Adaptive Security is an advanced feature that provides strong authentication capabilities for your users, based on their behavior within Oracle Identity Cloud Service, and across multiple heterogeneous on-premises applications and cloud services.

When activated, the Adaptive Security feature can analyze a user’s risk profile within Oracle Identity Cloud Service based on their historical behavior, such as too many unsuccessful login attempts and too many unsuccessful MFA attempts, and real-time device context, such as access from unknown devices, impossible travel between locations, and so on.

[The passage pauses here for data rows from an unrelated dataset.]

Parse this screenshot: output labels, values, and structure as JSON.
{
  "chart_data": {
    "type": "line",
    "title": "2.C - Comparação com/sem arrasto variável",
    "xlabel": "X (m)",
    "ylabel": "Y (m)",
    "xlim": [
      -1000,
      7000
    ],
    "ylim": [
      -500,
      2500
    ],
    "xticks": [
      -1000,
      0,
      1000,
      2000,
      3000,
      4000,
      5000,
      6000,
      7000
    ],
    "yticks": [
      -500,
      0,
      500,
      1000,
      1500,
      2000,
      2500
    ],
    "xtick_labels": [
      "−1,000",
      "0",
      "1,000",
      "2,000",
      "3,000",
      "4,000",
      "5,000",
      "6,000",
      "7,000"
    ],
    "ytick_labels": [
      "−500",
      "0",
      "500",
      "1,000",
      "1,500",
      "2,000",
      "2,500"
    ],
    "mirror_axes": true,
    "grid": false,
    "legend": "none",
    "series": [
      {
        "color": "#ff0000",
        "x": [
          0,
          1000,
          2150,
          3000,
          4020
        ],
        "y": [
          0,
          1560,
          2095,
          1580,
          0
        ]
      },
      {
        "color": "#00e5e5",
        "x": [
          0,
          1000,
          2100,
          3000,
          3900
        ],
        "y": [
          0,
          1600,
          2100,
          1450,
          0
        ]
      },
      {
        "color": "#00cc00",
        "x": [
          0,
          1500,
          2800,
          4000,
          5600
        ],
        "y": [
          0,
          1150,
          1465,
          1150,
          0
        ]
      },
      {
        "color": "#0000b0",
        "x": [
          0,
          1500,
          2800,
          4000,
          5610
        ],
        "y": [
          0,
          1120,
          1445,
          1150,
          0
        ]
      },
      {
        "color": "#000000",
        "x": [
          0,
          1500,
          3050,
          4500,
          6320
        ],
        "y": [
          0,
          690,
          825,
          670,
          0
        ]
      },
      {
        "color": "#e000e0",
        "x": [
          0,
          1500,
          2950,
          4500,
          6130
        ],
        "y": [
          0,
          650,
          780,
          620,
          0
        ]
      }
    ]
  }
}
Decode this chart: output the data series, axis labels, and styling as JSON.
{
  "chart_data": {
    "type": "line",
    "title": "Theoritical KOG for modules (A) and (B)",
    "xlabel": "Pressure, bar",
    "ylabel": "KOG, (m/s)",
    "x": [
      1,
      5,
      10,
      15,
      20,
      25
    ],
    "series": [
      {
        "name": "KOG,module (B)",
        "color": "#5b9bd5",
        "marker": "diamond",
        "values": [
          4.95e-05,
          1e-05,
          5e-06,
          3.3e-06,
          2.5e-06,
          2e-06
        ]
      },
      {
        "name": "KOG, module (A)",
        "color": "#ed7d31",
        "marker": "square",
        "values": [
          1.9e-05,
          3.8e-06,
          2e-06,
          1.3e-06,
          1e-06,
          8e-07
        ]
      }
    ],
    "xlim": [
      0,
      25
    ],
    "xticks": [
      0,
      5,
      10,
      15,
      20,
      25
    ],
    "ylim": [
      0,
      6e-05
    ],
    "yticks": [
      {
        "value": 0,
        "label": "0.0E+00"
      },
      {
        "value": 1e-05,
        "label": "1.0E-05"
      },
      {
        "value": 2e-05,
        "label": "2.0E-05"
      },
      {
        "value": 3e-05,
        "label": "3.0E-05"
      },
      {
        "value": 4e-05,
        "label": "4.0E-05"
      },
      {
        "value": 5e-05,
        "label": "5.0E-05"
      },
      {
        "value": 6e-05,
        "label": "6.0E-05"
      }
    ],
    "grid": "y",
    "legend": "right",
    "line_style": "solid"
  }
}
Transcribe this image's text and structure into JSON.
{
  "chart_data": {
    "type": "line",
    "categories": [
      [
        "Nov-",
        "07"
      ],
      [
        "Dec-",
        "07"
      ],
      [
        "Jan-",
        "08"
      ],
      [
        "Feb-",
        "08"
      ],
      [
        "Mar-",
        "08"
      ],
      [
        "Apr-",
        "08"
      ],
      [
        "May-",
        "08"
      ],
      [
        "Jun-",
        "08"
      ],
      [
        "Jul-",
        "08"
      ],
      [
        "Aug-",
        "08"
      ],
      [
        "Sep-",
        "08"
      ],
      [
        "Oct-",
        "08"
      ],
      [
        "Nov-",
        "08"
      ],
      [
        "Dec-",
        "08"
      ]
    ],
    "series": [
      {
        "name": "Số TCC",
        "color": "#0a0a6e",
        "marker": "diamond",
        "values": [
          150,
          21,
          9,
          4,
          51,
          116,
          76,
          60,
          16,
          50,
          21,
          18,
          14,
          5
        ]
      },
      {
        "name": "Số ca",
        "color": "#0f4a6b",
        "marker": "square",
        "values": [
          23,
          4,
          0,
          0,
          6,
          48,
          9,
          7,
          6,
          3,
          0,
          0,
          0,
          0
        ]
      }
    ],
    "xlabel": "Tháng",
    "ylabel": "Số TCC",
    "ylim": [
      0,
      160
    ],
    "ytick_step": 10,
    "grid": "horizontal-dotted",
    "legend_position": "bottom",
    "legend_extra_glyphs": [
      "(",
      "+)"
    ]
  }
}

To evaluate the user’s behavior across other systems with which Oracle Identity Cloud Service isn’t directly involved, Adaptive Security allows you to configure your existing risk providers to obtain the user’s risk score from third-party risk providers, such as Symantec CloudSOC Cloud Access Security Broker (CASB). With this enriched context and risk information, Adaptive Security risk profiles each user, and arrives at its own risk score and an overall consolidated risk level (High, Medium, Low) that can be used with Oracle Identity Cloud Service policies to enforce a remediation action, such as allowing or denying the user from accessing Oracle Identity Cloud Service and its protected applications and resources, requiring the user to provide a second factor to authenticate into Oracle Identity Cloud Service, and so on. Administrators can also view how the user’s risk profile trended over a period of time, and drill down to see details associated with each event.